The Romagna Apennines and Messina Strait region have been uplifted since Neogene time in response to subduction zone retreat and slab roll back, respectively. In the north, Pleistocene near shore deposits exposed at the Romagna Apennines mountain front suggest that average uplift rates have been 0.4 ± 0.15 mm/yr since 0.7 Ma. In the Messina Strait region, southern Italy, average uplift rates are 1.02 ± 0.05 (SD) mm/yr, as constrained by a set of ~125 ka marine terraces.
Both channel steepness and hillslope erosion rates increase with increasing uplift rates. Channel steepness is highly variable, up to an order of magnitude in the Messina Strait region, and appears insensitive to increases in uplift rate above 0.8 mm/yr. The average erosion rate inferred from cosmogenic 10Be concentrations in sediment from 3 catchments in the north is 0.47 ± 0.04 (SD) mm/yr. In the south, the average erosion rate across five catchments is 1.05 ± 0.25 (SD) mm/yr. These average erosion rates are indistinguishable from regional-average uplift rates within one standard deviation.

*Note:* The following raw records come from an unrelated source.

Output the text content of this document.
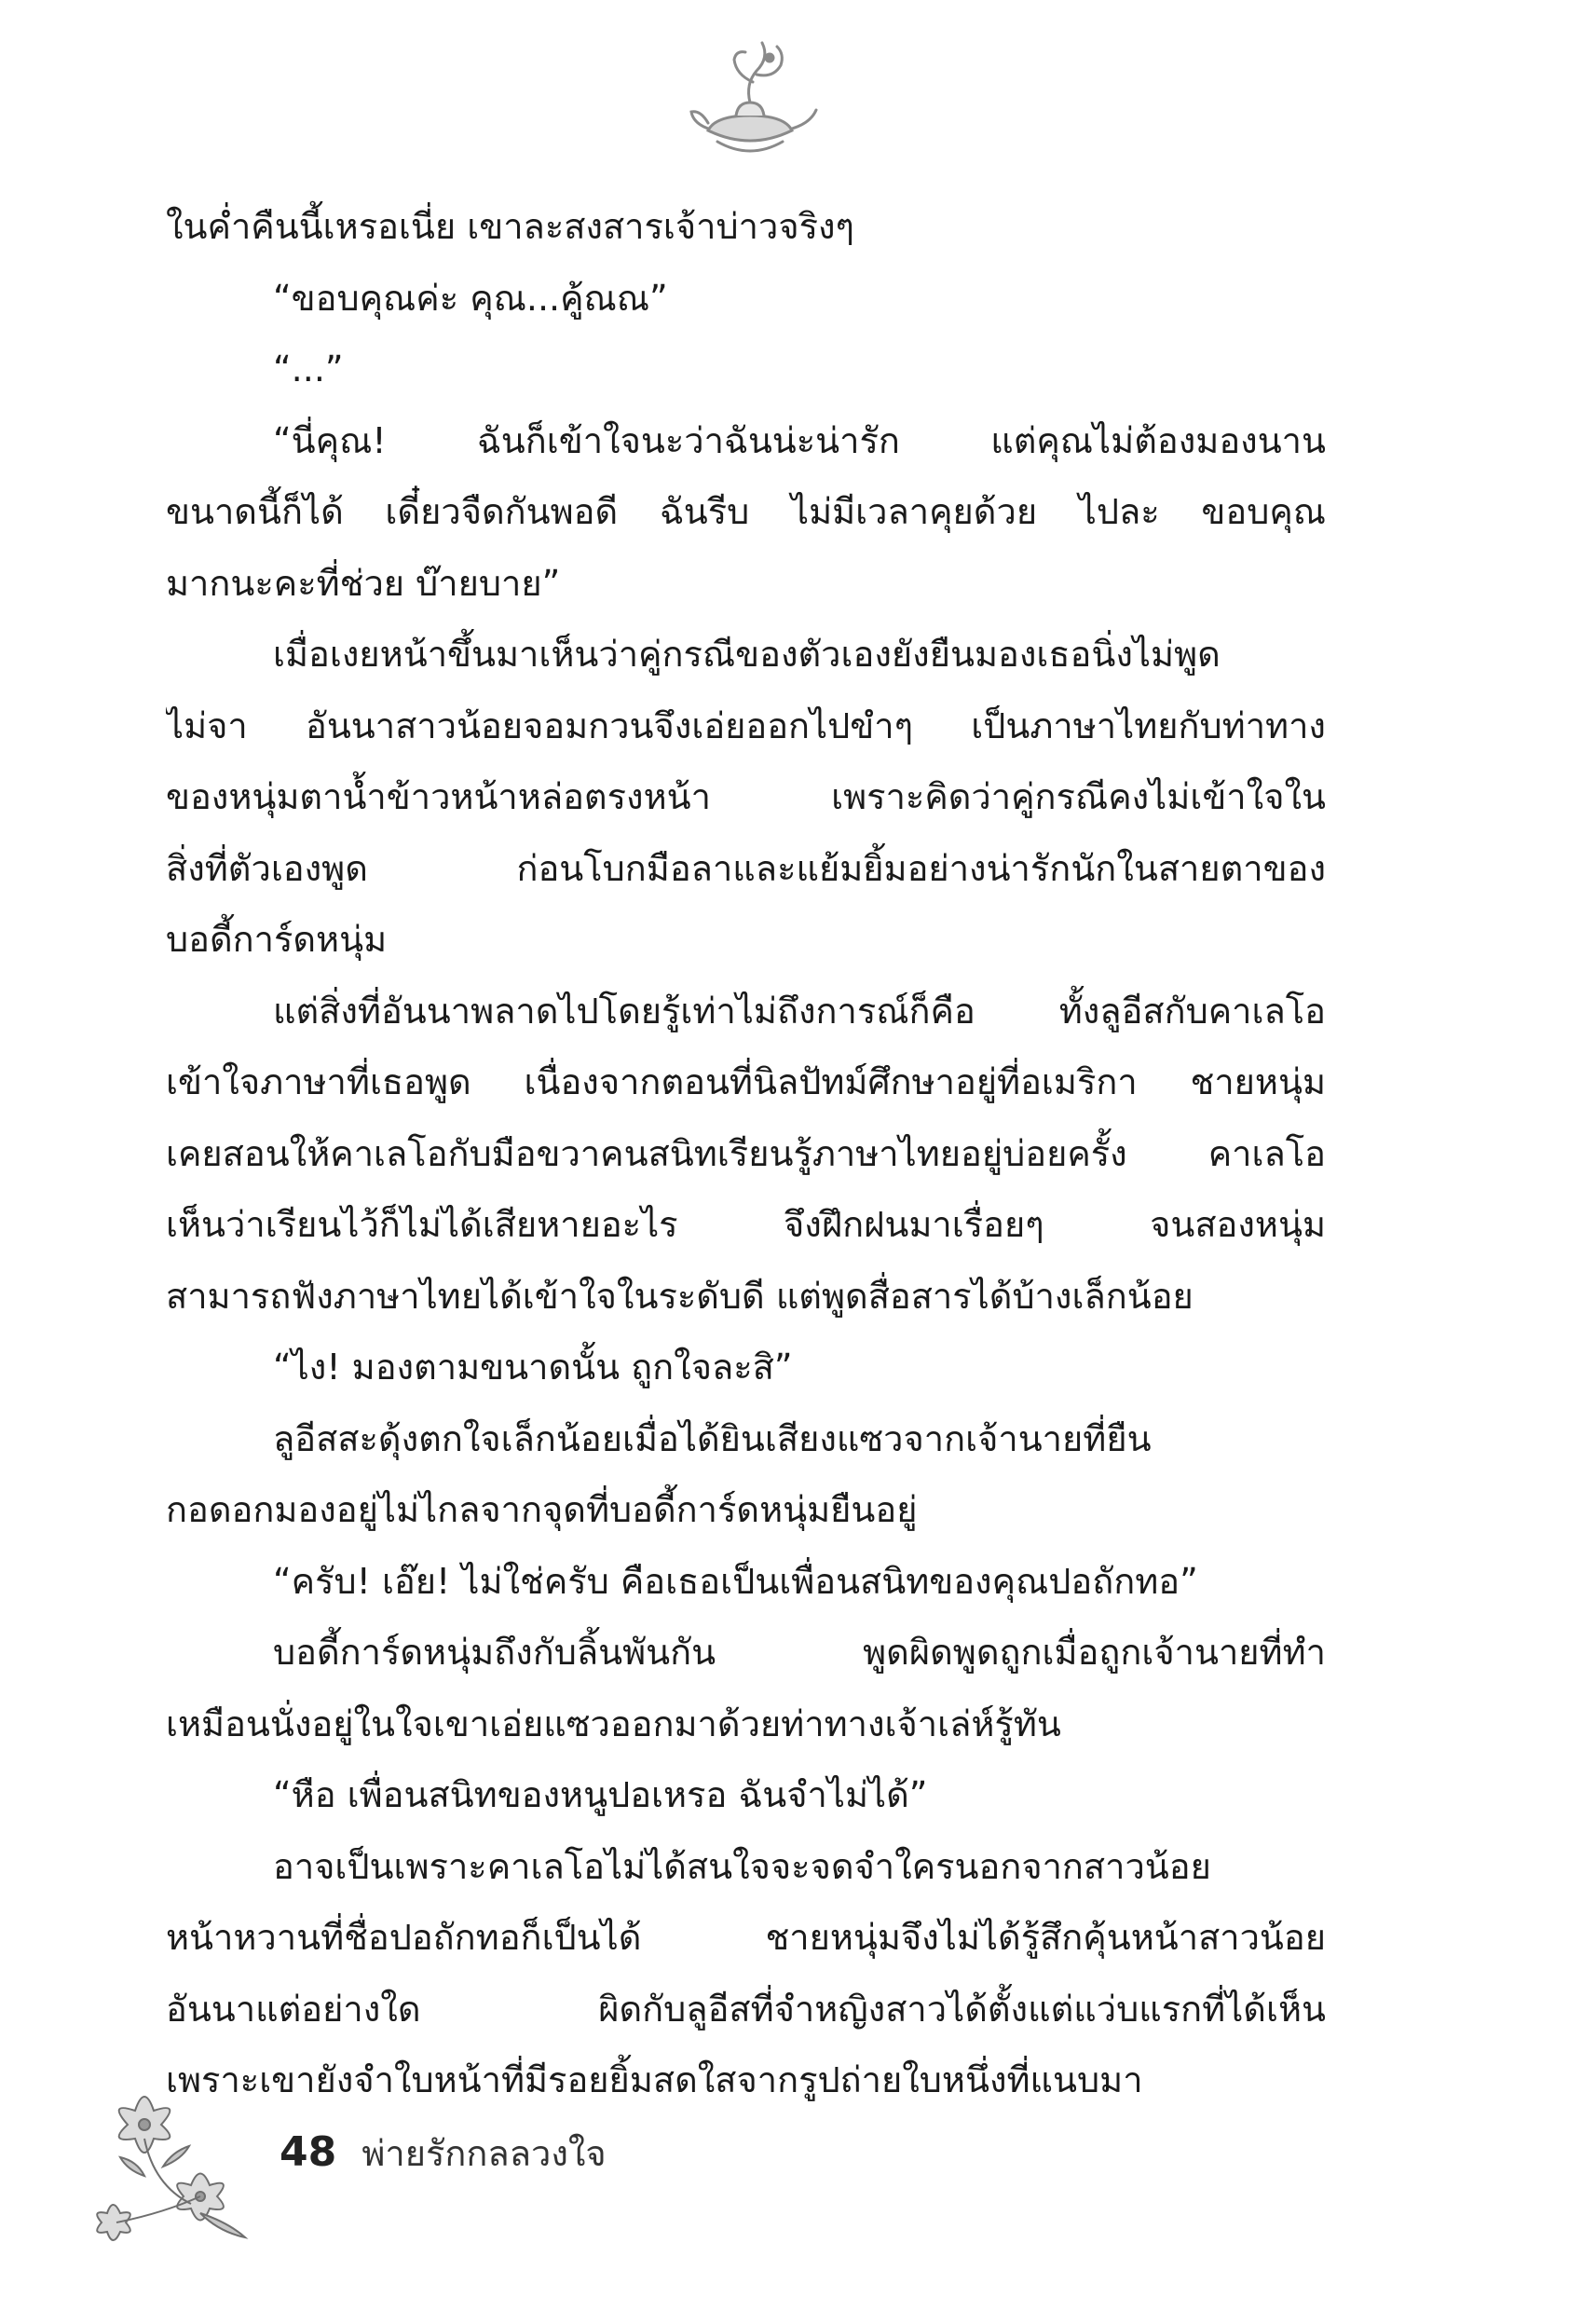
ในค่ำคืนนี้เหรอเนี่ย เขาละสงสารเจ้าบ่าวจริงๆ
“ขอบคุณค่ะ คุณ...คู้ณณ”
“...”
“นี่คุณ! ฉันก็เข้าใจนะว่าฉันน่ะน่ารัก แต่คุณไม่ต้องมองนาน
ขนาดนี้ก็ได้ เดี๋ยวจืดกันพอดี ฉันรีบ ไม่มีเวลาคุยด้วย ไปละ ขอบคุณ
มากนะคะที่ช่วย บ๊ายบาย”
เมื่อเงยหน้าขึ้นมาเห็นว่าคู่กรณีของตัวเองยังยืนมองเธอนิ่งไม่พูด
ไม่จา อันนาสาวน้อยจอมกวนจึงเอ่ยออกไปขำๆ เป็นภาษาไทยกับท่าทาง
ของหนุ่มตาน้ำข้าวหน้าหล่อตรงหน้า เพราะคิดว่าคู่กรณีคงไม่เข้าใจใน
สิ่งที่ตัวเองพูด ก่อนโบกมือลาและแย้มยิ้มอย่างน่ารักนักในสายตาของ
บอดี้การ์ดหนุ่ม
แต่สิ่งที่อันนาพลาดไปโดยรู้เท่าไม่ถึงการณ์ก็คือ ทั้งลูอีสกับคาเลโอ
เข้าใจภาษาที่เธอพูด เนื่องจากตอนที่นิลปัทม์ศึกษาอยู่ที่อเมริกา ชายหนุ่ม
เคยสอนให้คาเลโอกับมือขวาคนสนิทเรียนรู้ภาษาไทยอยู่บ่อยครั้ง คาเลโอ
เห็นว่าเรียนไว้ก็ไม่ได้เสียหายอะไร จึงฝึกฝนมาเรื่อยๆ จนสองหนุ่ม
สามารถฟังภาษาไทยได้เข้าใจในระดับดี แต่พูดสื่อสารได้บ้างเล็กน้อย
“ไง! มองตามขนาดนั้น ถูกใจละสิ”
ลูอีสสะดุ้งตกใจเล็กน้อยเมื่อได้ยินเสียงแซวจากเจ้านายที่ยืน
กอดอกมองอยู่ไม่ไกลจากจุดที่บอดี้การ์ดหนุ่มยืนอยู่
“ครับ! เอ๊ย! ไม่ใช่ครับ คือเธอเป็นเพื่อนสนิทของคุณปอถักทอ”
บอดี้การ์ดหนุ่มถึงกับลิ้นพันกัน พูดผิดพูดถูกเมื่อถูกเจ้านายที่ทำ
เหมือนนั่งอยู่ในใจเขาเอ่ยแซวออกมาด้วยท่าทางเจ้าเล่ห์รู้ทัน
“หือ เพื่อนสนิทของหนูปอเหรอ ฉันจำไม่ได้”
อาจเป็นเพราะคาเลโอไม่ได้สนใจจะจดจำใครนอกจากสาวน้อย
หน้าหวานที่ชื่อปอถักทอก็เป็นได้ ชายหนุ่มจึงไม่ได้รู้สึกคุ้นหน้าสาวน้อย
อันนาแต่อย่างใด ผิดกับลูอีสที่จำหญิงสาวได้ตั้งแต่แว่บแรกที่ได้เห็น
เพราะเขายังจำใบหน้าที่มีรอยยิ้มสดใสจากรูปถ่ายใบหนึ่งที่แนบมา
48 พ่ายรักกลลวงใจ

These data support previous conclusions that distributions of river incision and hillslope erosion rates can be used to infer spatial patterns in uplift rates. However, we suggest that erosion rates inferred from cosmogenic 10Be may better predict uplift rates in more rapidly uplifting areas. Changes in channel steepness may be limited either by thresholds, or adjustments in channel form and/or incision process that may occur simultaneously with changes in channel steepness.